Landscape with Polyphemus - Nicolas Poussin

Landscape with Polyphemus by Nicolas Poussin - Mythology Paintings from Hermitage Museum

Painting Detail

Landscape with Polyphemus
Artist: Nicolas Poussin
Medium: Painting, Oil on canvas, 155x199 cm
Date: 1649
Genre: Mythology
Source: Collection of the Marquis de Conflands, Paris, 1772

Set into a Classical landscape are figures taken from Ovid's Metamorphoses. The one-eyed Cyclope Polyphemus fell in love with the sea nymph Galatea, but she rejected him and Polyphemus withdrew to a high mountain to play out his sadness on his flute.

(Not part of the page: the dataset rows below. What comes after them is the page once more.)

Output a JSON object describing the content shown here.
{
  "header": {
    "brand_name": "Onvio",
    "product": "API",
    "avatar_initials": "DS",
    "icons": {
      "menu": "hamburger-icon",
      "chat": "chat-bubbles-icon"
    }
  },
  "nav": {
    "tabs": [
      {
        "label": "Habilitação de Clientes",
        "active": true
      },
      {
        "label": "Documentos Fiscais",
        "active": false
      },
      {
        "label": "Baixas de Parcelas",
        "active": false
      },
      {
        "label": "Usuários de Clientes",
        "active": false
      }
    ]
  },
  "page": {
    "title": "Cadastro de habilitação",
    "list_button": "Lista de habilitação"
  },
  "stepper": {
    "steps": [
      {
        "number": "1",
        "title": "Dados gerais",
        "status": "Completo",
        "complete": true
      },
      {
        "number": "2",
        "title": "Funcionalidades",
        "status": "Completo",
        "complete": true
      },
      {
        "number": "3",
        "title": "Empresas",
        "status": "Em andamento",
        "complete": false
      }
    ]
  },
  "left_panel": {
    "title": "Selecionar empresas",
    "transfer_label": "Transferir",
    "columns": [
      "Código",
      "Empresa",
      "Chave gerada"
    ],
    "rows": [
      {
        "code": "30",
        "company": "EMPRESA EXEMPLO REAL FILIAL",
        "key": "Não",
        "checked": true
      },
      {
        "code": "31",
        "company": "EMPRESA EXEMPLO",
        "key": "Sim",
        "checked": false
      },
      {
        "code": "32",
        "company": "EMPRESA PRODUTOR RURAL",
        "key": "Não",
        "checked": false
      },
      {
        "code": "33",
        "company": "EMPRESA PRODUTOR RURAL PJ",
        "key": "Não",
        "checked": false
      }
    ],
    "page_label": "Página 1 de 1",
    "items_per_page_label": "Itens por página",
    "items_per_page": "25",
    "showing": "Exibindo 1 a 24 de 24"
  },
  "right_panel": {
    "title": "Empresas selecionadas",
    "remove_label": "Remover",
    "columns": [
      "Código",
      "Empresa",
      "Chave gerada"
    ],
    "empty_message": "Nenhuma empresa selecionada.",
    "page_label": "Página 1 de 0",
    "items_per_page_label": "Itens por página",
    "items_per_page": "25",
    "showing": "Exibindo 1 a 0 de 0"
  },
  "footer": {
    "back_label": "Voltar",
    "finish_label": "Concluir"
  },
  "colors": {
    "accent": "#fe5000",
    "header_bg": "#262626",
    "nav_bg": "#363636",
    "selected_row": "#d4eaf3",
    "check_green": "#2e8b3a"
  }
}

Poussin presents love and music as the source of harmony in nature and human relations. Love has tamed the ferocious Cyclope, who has ceased to turn rocks to dust, to tear down trees and trample the corn, to sink ships. Charmed by Polyphemus's music, the nymphs who have come to collect water from a spring in their amphorae have stopped in their tracks; satyrs have emerged from their hiding places; a ploughman has stopped work to listen. Order, calm and harmony reign over nature. The steep cliffs, the solid trunks and leafy crowns of the trees all create an impression of power and the majestic beauty of nature.